Feature

Calling on the National Guard

The National Guard is the nation’s oldest military institution. In recent weeks, it’s been thrust into the debate over the war in Iraq, and its role during the Vietnam War has become an issue in the presidential campaign.

How long has the Guard been around?Longer than the United States itself. The Guard is the direct descendant of the state militias, the ragtag crews of volunteer “citizen soldiers” that once raided Indian camps and literally fired the first shots of the American Revolution. These state militias actually predated the founding of the union by some 150 years, making the Guard not only the oldest component of the U.S. military, but the oldest American institution of any kind. Once the Revolutionary War was over, the framers faced a contentious dilemma: Should the new federal government take over control of the militias, or should these small armies remain under the control of the states?

How was that debate resolved?By compromise. The Constitution gave the president the power to federalize the National Guard for the defense of the nation, but states retained the main oversight role. State governors can “call in the Guard” as they see fit, for laying down sandbags during floods to policing the streets during civil unrest. That’s the kind of duty most Guardsmen and -women envision when they sign up, and agree to spend some of their weekends and summer in military training close to home. But throughout history, presidents have turned to the Guard’s “weekend warriors” when the U.S. goes to war.

Why is that?The federal government’s military ambitions often exceed its supply of full-time soldiers. In the 19th century, the standing federal Army was small. So the government called heavily on the Guard during the Mexican War, in 1846; the Civil War (both sides started the conflict with armies made up largely of militias); and the Spanish-American War, in 1889. After the institution of the draft in World War I, the Guard played a somewhat smaller role. Still, the Guard made up 40 percent of U.S. combat divisions in France. The Guard sent more than 300,000 Guardsmen into combat during World War II, and 140,000 Guardsmen during the Korean War. The Guard, in fact, has seen major combat in every significant U.S. military undertaking, with one giant exception—Vietnam.

Why not Vietnam?For political reasons, President Lyndon B. Johnson refused to call up Guard units. The war was already unpopular, and LBJ thought it wiser to fight it with 18-year-old draftees, rather than 28-year-old Guardsmen with wives and children. “Johnson wanted to pretend there was no war, and to mobilize the Guard would be to admit this was a genuine war,” said Jerry Cooper, author of a history of the National Guard. Johnson’s decision spared thousands of young men from going to Vietnam. But it had a major impact on the Guard’s role and public image.

In what way?Until then, any young man who gave up weekends and summers for Guard training knew there was a chance he’d be called on to serve in combat. But during Vietnam, the Guard became a safe haven for draft-age men looking to avoid the deadly jungles of Indochina. Guard slots became coveted prizes, and the sons of privilege, from a young Dan Quayle to a young George W. Bush, were able to jump the line. At the end of the war, military planners decided to make major reforms in how the Guard was used.

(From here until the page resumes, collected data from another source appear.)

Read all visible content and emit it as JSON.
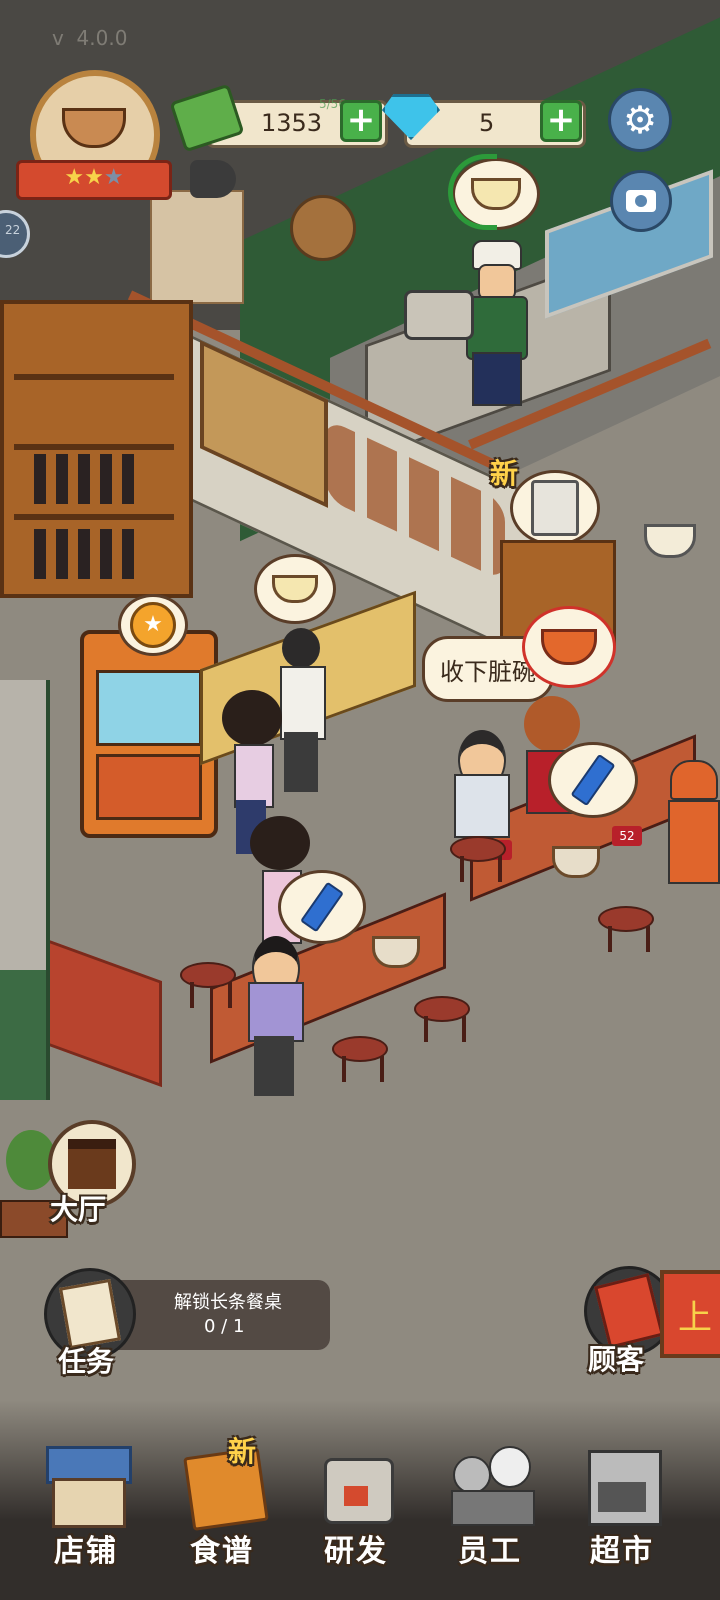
{
  "version": "v  4.0.0",
  "currency": {
    "cash": "1353",
    "cash_label_small": "5/56",
    "gems": "5"
  },
  "side_badge": "22",
  "speech": {
    "dirty_dishes": "收下脏碗"
  },
  "new_badge": "新",
  "table_numbers": [
    "54",
    "52"
  ],
  "hall_button": "大厅",
  "task": {
    "label": "任务",
    "title": "解锁长条餐桌",
    "progress": "0 / 1"
  },
  "customer_button": "顾客",
  "side_sign": "上",
  "nav": {
    "items": [
      {
        "label": "店铺",
        "icon": "shop-icon"
      },
      {
        "label": "食谱",
        "icon": "recipe-book-icon",
        "badge": "新"
      },
      {
        "label": "研发",
        "icon": "cooking-pot-icon"
      },
      {
        "label": "员工",
        "icon": "staff-icon"
      },
      {
        "label": "超市",
        "icon": "supermarket-icon"
      }
    ]
  },
  "colors": {
    "floor": "#8f8a80",
    "kitchen_floor": "#2f5b36",
    "accent_green": "#49b14a",
    "wood": "#b46b2c"
  }
}
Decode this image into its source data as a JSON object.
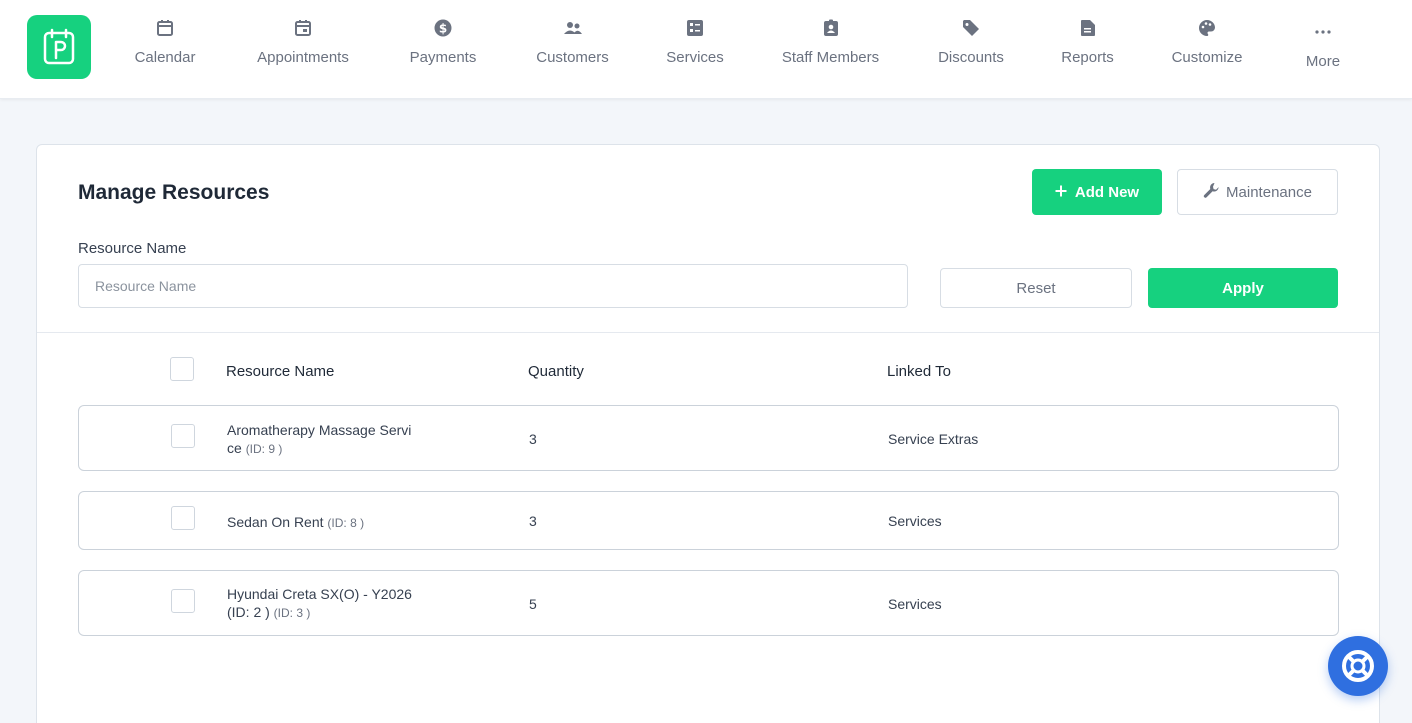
{
  "colors": {
    "accent": "#16d17f",
    "nav_text": "#6b7280",
    "help_button": "#2f6fe0",
    "page_bg": "#f3f6fa"
  },
  "nav": {
    "logo_icon": "app-logo-icon",
    "items": [
      {
        "label": "Calendar",
        "icon": "calendar-icon"
      },
      {
        "label": "Appointments",
        "icon": "calendar-event-icon"
      },
      {
        "label": "Payments",
        "icon": "dollar-circle-icon"
      },
      {
        "label": "Customers",
        "icon": "users-icon"
      },
      {
        "label": "Services",
        "icon": "list-icon"
      },
      {
        "label": "Staff Members",
        "icon": "id-badge-icon"
      },
      {
        "label": "Discounts",
        "icon": "tag-icon"
      },
      {
        "label": "Reports",
        "icon": "report-icon"
      },
      {
        "label": "Customize",
        "icon": "palette-icon"
      },
      {
        "label": "More",
        "icon": "more-dots-icon"
      }
    ]
  },
  "page": {
    "title": "Manage Resources",
    "add_new_label": "Add New",
    "maintenance_label": "Maintenance"
  },
  "filter": {
    "label": "Resource Name",
    "placeholder": "Resource Name",
    "value": "",
    "reset_label": "Reset",
    "apply_label": "Apply"
  },
  "table": {
    "headers": {
      "name": "Resource Name",
      "quantity": "Quantity",
      "linked_to": "Linked To"
    },
    "rows": [
      {
        "name": "Aromatherapy Massage Service",
        "id_text": "(ID: 9 )",
        "quantity": "3",
        "linked_to": "Service Extras",
        "checked": false
      },
      {
        "name": "Sedan On Rent",
        "id_text": "(ID: 8 )",
        "quantity": "3",
        "linked_to": "Services",
        "checked": false
      },
      {
        "name": "Hyundai Creta SX(O) - Y2026 (ID: 2 )",
        "id_text": "(ID: 3 )",
        "quantity": "5",
        "linked_to": "Services",
        "checked": false
      }
    ]
  },
  "help_button_icon": "lifebuoy-icon"
}
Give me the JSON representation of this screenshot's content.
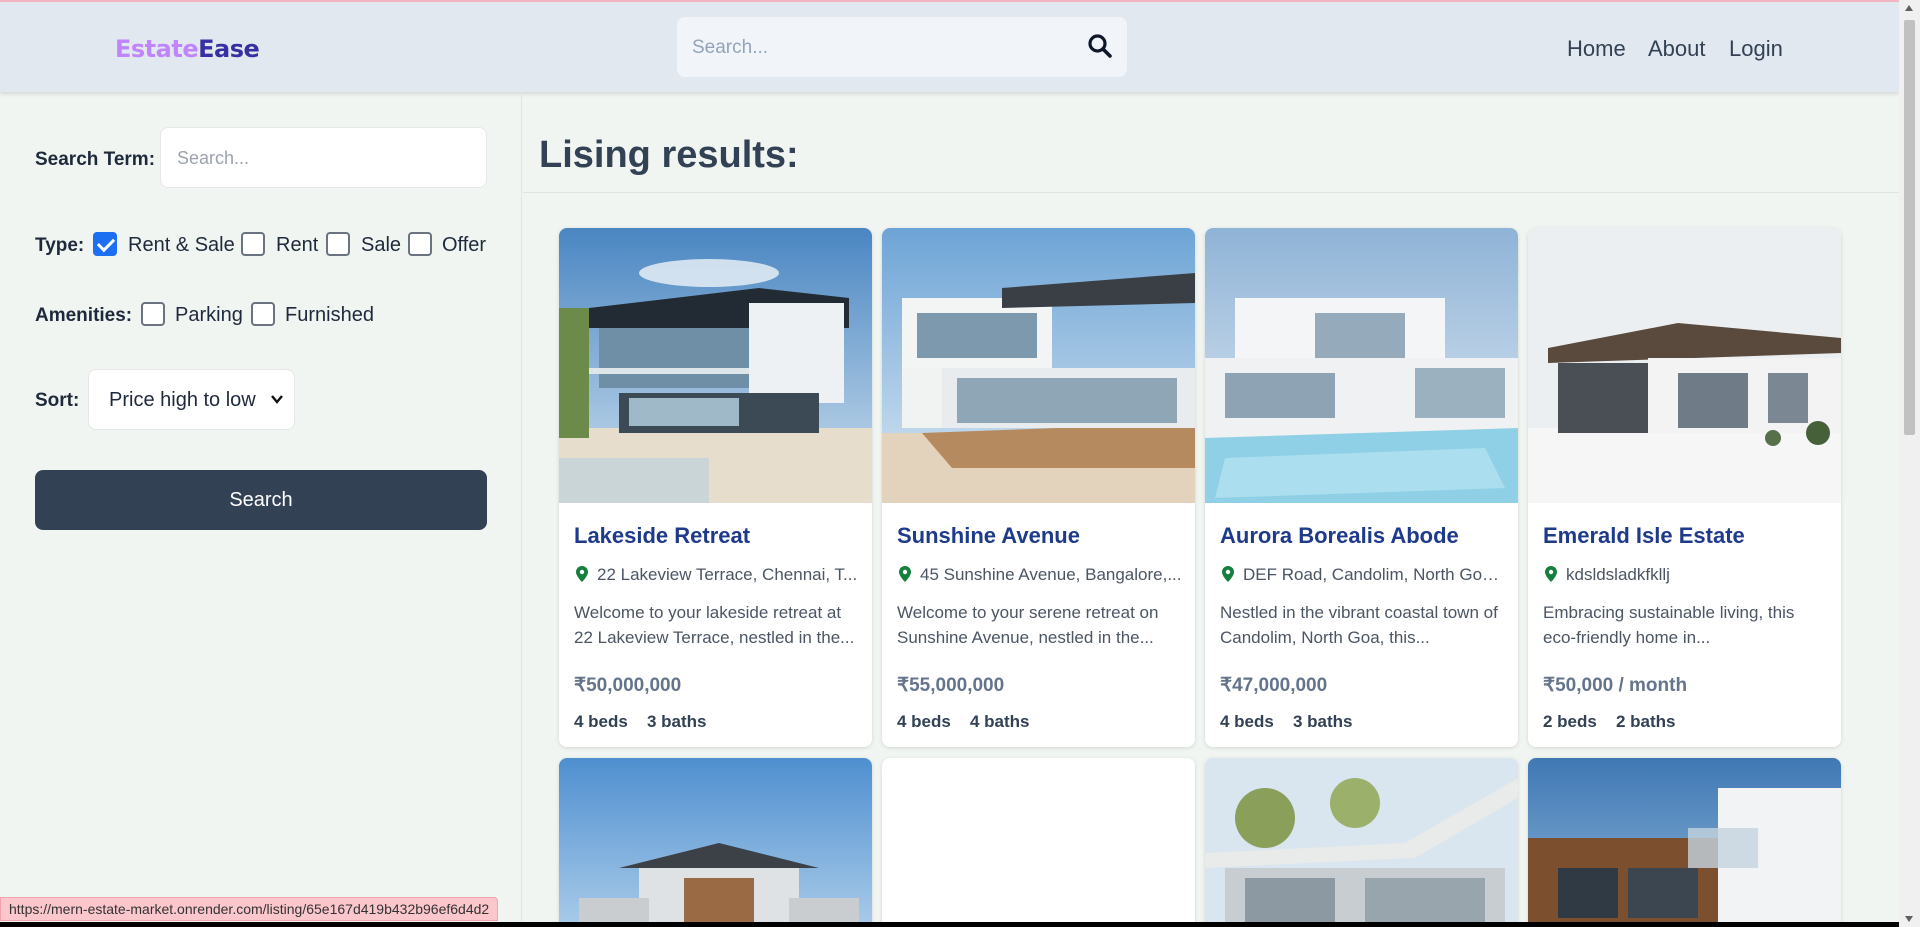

What were they?The planners decided that in all future wars, the Guard would be part of the “total force” at the Pentagon’s disposal. No part of the armed forces would be exempt from combat. This way, the Guard would never again be used as a hideout. By forcing presidents to call up Guard units for combat, military planners also hoped that the “total force” policy would prevent halfhearted wars like Vietnam; either the country was willing to commit all of its resources, including weekend warriors from Main Street, U.S.A., or it was a war not worth fighting. In the first Gulf War, the Guard played a major role, and the “total force” policy was judged a success. But the second Iraq war has sorely tested the policy.

Why is that? In the lengthy occupation of Iraq, Guard troops face far deadlier conditions and deployments of up to one year. About 30 percent of the forces in Iraq today are made up of National Guard units—policing streets, escorting convoys, manning checkpoints, building schools. Sniper fire, land mines, suicide bombings, and 120-degree temperatures are a way of life. So far, 48 Guardsmen have lost their lives. “We’ve seen an extraordinary redefining of the Guard’s traditional mission,” said Cooper.

Is this temporary? Not likely. The war on terrorism has put an enormous strain on the military, which was already spread thin across the globe. Guardsmen are now on active military service throughout the world, from Baghdad to Guantanamo Bay to Kosovo. Most are spending at least 100 days on active duty every year. For the foreseeable future, the Guard will shoulder a heavy load. “The weekend warrior is dead,” said Lt. H. Steven Blum, chief of the National Guard Bureau. “This is not your father’s National Guard, or even your older brother’s.”